Anche i partner europei sono indotti a non forzare troppo la mano nei confronti della Gran Bretagna. La Germania, per prima, si trova esposta sia sul versante esterno, per via dei ripetuti attacchi di Trump all’attivo commerciale strutturale, sia su quello interno a causa dei risultati elettorali deludenti in Baviera ed alla tornata elettorale in Assia, questa domenica, che secondo i sondaggi indebolirà ulteriormente i due partiti che formano la Grande coalizione, Cdu-Csu e Spd.

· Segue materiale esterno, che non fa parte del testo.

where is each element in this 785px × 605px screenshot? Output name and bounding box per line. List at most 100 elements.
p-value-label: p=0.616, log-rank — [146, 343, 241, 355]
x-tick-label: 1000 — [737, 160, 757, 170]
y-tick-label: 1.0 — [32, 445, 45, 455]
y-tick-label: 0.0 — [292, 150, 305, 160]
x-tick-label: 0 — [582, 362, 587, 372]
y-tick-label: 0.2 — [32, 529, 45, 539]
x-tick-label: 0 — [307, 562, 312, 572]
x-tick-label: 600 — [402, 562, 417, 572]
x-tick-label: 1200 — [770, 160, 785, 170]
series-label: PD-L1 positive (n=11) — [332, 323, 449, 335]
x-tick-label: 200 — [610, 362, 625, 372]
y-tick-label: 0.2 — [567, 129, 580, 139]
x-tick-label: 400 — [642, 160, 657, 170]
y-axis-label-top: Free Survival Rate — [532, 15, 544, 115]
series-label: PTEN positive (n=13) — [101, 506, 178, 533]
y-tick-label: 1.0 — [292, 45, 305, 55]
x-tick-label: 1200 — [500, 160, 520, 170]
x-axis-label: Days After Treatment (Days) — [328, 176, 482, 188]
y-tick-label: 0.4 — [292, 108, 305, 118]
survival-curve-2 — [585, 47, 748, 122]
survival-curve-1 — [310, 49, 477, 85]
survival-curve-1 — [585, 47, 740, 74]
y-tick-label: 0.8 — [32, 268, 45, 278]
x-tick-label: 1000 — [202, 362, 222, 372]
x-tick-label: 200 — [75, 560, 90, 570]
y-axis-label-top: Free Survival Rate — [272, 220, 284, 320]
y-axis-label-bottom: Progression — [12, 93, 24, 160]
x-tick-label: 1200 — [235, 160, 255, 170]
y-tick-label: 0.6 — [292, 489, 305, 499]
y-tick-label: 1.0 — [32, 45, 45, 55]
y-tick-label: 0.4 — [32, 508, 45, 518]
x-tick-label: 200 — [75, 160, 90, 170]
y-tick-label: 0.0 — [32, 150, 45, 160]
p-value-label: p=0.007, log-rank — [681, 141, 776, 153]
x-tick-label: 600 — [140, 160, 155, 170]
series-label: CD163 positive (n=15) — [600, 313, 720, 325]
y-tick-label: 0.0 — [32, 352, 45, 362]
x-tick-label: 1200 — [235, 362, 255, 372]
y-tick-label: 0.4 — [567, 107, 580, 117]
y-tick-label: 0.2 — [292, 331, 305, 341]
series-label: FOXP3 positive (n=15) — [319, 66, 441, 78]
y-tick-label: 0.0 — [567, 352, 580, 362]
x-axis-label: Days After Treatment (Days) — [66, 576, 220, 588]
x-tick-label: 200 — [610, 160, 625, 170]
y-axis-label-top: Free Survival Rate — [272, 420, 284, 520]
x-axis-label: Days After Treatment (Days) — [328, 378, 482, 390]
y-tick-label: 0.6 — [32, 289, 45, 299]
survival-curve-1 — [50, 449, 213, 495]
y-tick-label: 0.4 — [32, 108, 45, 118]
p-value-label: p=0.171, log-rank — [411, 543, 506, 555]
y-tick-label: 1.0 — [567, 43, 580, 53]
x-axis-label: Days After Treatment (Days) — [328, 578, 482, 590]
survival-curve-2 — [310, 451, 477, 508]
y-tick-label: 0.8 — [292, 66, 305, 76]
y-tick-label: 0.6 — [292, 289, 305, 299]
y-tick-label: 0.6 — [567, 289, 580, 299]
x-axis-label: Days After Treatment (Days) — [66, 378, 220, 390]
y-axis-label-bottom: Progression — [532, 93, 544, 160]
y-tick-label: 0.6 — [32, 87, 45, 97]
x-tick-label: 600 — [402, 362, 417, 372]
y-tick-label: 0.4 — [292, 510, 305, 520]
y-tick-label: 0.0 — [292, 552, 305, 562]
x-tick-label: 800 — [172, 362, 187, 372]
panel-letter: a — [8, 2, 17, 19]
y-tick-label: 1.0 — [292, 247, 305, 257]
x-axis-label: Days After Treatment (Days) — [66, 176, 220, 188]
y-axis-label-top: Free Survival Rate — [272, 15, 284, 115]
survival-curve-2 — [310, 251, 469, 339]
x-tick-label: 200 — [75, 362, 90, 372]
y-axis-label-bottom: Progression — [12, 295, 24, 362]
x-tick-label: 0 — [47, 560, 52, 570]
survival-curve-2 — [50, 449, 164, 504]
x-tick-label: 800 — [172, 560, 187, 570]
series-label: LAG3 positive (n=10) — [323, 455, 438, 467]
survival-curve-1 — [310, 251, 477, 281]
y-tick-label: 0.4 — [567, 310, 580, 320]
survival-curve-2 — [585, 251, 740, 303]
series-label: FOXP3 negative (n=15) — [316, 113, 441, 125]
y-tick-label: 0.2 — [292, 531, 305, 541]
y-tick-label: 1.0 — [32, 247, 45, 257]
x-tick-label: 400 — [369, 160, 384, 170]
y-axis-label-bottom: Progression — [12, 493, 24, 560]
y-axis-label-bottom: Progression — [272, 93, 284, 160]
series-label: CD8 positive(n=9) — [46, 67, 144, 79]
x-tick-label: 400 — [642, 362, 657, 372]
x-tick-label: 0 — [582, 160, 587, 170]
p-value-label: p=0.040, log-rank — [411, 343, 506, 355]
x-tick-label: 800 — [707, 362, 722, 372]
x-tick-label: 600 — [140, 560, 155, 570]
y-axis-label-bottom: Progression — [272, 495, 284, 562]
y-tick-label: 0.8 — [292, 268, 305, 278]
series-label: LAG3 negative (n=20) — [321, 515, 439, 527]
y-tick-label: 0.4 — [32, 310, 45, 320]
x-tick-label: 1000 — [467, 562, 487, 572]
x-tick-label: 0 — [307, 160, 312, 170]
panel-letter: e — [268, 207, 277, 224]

C’è poi la prospettiva del rinnovo del Parlamento europeo, a maggio prossimo. Si deve evitare a qualsiasi costo il “no-deal”: lo shock economico e finanziario, che ne deriverebbe, verrebbe brandito dagli euroscettici come l’ennesima prova della incapacità della Unione di trovare soluzioni equilibrate ai problemi che le si pongono. Peggio sarebbe, paradossalmente, se invece non accadesse nulla di grave: si dimostrerebbe che è possibile abbandonare l’Unione senza costi eccessivi.
Infine, da parte europea c’è un interesse economico preciso: la Gran Bretagna è un grande contribuente al bilancio dell’Unione, ed il suo venir meno imporrebbe agli altri partner di aumentare i propri versamenti. Per l’Italia, si potrebbe arrivare in prospettiva dal 2022 ad un aumento fino a 4 miliardi di euro annui, aggiuntivi rispetto ai 13,9 miliardi versati nel 2016, ed un saldo netto di 4,7 miliardi che tiene conto dei Fondi europei destinati al nostro Paese. Siamo infatti il terzo Paese contributore, dietro la Germania (23,3 mld €) e la Francia (19,5 mld €), ma davanti alla Gran Bretagna (12,8 mld €). Si spiegano così sia la fretta di approvare subito il quadro finanziario pluriennale europeo 2021-2027 sia l’allungamento del periodo transitorio oltre il dicembre 2020, termine con cui si concludono gli impegni del quadro precedente: estendendo il periodo transitorio fino al marzo 2022, si tiene associata la Gran Bretagna anche agli impegni previsti nel nuovo quadro finanziario. D’altra parte, occorre fare in fretta anche per mettere il prossimo Parlamento europeo e la nuova Commissione di fronte all’atto compiuto.
Sulla Brexit, è time-out. Ma si continua a giocare sempre a carte coperte.